The effectiveness of these two optimizations will increase with the number of databases in the cluster being upgraded.
Third optimization speeds up the unloading of table descriptions in pg_dump –binary-upgrade mode. It is in this mode that pg_upgrade runs pg_dump. Acceleration is achieved due to the fact that at the beginning of its work, pg_dump receives information about all tables with one request to pg_class and stores it in an ordered array in memory. In previous versions, when unloading each table, a separate query is executed to pg_class, which wastes a lot of resources.
Fourth optimization speeds up the unloading of sequences. In the same way as unloading tables. When pg_dump starts, it stores sequence information in an ordered array. There is no need to access the system catalog in the future. But this optimization works not only in –binary-upgrade mode, but also in normal mode.
The third and fourth optimizations are not entirely free. To store information about tables and sequences, you will have to allocate additional RAM. But the developers are confident that such overhead costs are fully justified.

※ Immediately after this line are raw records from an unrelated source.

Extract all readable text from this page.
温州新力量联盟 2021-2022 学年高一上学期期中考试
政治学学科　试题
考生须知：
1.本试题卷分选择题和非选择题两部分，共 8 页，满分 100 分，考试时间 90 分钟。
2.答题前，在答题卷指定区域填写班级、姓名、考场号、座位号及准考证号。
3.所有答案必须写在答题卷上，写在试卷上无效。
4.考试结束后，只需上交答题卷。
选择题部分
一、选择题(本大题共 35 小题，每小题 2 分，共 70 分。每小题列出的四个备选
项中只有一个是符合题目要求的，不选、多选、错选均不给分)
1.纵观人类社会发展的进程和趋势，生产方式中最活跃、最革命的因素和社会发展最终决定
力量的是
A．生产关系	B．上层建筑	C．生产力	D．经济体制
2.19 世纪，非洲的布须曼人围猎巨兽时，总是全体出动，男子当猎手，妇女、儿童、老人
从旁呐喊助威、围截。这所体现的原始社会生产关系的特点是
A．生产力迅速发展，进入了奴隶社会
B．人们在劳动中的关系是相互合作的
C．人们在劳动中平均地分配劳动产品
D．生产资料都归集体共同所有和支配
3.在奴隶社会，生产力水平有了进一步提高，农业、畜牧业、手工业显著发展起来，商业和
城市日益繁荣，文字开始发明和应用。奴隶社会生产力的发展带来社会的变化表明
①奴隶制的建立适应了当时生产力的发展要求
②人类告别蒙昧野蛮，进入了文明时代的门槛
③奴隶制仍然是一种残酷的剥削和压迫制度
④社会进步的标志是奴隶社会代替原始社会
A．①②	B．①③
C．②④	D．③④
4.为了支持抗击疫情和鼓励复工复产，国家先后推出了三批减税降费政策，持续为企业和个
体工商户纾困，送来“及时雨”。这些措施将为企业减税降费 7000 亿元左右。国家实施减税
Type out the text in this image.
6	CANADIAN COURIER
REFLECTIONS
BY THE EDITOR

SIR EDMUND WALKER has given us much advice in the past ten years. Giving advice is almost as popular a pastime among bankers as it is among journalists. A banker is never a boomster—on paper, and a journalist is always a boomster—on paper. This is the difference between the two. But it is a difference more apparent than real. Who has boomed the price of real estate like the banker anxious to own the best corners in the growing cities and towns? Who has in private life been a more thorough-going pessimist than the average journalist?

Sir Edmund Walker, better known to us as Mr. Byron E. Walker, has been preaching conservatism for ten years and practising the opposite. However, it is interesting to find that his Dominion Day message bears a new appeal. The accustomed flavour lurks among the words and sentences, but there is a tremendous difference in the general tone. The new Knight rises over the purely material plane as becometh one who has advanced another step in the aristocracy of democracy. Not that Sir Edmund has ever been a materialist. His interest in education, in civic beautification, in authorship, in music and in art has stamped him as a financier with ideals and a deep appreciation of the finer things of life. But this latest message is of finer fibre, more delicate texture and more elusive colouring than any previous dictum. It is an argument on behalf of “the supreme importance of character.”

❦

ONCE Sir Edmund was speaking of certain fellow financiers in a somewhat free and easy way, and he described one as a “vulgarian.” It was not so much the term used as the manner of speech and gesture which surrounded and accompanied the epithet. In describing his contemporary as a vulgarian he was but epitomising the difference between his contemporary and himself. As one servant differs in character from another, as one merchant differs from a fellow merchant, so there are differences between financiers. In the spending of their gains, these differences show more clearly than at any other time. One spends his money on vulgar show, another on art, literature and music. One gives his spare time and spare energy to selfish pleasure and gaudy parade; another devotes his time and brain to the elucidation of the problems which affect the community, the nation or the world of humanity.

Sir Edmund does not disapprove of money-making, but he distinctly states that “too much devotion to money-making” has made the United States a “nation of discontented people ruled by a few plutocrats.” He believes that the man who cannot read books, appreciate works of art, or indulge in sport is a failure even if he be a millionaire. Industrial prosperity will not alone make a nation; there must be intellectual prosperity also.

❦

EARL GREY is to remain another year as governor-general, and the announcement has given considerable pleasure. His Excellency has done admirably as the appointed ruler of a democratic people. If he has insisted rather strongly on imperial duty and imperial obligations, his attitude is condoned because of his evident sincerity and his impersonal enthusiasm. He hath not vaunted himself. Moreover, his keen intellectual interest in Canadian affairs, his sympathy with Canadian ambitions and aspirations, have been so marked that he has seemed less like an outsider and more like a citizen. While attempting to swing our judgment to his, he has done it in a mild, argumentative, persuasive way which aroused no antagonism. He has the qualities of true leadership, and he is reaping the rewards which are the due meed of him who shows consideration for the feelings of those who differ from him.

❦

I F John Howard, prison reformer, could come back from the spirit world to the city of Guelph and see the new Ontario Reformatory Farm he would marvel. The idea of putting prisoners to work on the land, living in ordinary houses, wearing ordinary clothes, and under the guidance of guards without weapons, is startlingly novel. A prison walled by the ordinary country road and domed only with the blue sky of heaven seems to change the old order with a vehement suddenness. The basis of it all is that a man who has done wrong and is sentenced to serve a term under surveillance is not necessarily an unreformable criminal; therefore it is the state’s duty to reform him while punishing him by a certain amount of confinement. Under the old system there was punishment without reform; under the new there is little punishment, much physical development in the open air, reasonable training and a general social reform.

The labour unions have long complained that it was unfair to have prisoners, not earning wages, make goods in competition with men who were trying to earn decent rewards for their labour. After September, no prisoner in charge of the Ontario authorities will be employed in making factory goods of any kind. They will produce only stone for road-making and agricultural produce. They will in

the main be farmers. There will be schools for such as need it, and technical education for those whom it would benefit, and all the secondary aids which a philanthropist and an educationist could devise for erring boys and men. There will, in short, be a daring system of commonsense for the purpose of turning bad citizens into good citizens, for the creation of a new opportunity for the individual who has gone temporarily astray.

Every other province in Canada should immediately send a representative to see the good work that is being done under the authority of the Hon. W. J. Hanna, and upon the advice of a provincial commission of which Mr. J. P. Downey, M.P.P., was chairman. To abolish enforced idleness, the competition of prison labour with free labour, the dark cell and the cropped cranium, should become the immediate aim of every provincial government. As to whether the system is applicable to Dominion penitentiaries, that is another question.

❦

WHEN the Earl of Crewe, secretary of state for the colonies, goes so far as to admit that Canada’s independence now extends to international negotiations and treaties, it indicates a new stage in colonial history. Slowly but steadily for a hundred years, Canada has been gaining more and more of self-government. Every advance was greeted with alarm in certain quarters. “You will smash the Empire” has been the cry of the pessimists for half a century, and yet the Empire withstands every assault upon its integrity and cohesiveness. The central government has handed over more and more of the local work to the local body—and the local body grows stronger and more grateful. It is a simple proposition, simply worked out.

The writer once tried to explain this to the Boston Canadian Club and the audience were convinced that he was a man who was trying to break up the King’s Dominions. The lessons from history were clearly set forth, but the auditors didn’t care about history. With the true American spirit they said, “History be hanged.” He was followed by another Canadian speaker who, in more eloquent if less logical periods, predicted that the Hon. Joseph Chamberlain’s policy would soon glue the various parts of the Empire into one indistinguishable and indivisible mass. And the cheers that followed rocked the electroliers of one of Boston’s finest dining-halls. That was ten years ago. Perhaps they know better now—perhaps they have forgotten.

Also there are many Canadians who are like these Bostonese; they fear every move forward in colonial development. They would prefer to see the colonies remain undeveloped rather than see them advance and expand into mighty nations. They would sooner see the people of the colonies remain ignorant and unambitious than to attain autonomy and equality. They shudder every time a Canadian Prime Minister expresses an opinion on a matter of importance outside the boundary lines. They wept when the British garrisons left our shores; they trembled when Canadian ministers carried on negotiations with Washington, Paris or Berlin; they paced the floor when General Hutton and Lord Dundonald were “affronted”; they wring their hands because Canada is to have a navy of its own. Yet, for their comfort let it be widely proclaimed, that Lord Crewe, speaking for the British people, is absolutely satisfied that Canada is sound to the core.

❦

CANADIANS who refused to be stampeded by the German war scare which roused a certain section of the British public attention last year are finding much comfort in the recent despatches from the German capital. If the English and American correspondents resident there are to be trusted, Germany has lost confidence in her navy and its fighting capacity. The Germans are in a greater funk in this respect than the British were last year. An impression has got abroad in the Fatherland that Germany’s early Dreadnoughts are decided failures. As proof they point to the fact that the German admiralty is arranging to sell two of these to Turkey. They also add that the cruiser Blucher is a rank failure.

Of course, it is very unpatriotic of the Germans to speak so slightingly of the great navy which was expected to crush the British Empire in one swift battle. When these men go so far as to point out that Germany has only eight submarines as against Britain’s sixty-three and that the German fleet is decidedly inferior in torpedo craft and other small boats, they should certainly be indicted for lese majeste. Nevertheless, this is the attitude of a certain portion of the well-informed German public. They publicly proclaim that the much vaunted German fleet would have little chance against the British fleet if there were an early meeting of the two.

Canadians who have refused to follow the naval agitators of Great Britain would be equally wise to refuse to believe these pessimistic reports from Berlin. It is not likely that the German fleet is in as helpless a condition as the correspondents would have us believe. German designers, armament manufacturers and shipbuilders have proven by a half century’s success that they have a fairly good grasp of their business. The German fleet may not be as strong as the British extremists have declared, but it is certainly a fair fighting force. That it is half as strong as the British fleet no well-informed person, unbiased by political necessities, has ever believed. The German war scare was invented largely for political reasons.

In databases with a small number of tables and sequences, the last two optimizations will not have much effect. But if we talk about systems with tens, hundreds of thousands of tables and sequences, then the acceleration is more than noticeable.
To test this, let’s create 100,000 tables in a separate version 17 database with a column to which the sequence is attached. Let's repeat the same steps in the 18th version database:
$ psql -d test -o /dev/null <<EOF
SELECT format('CREATE TABLE t%s (id int GENERATED ALWAYS AS IDENTITY)', g.i)
FROM generate_series(1,100_000) AS g(i)
\gexec
EOF
Now let’s measure how long it takes pg_dump to run in –binary-upgrade mode.
Version 17:
$ time pg_dump -d test --schema-only --binary-upgrade > /dev/null
real 1m40,677s
user 0m5,403s
sys 0m3,265s
Version 18:
$ time pg_dump -d test --schema-only --binary-upgrade > /dev/null
real 0m7,427s
user 0m2,220s
sys 0m0,264s
The acceleration is more than an order of magnitude.
Predefined role pg_signal_autovacuum_worker
commit: ccd38024b
Roles included in the pg_signal_backend fixed role can send a signal to server processes to terminate the current request (pg_cancel_backend) or even a signal to terminate (pg_terminate_backend). With one limitation. These signals cannot be sent to superuser processes.
However, when maintaining a server, situations may arise when you need to interrupt the autocleanup processes. Members of the new predefined role pg_signal_autovacuum_workerNon-superusers will be able to signal autovacuum worker processes to complete cleaning the current table or to terminate the work using these same two functions.
That's all for now. There's news from the September commitfest ahead.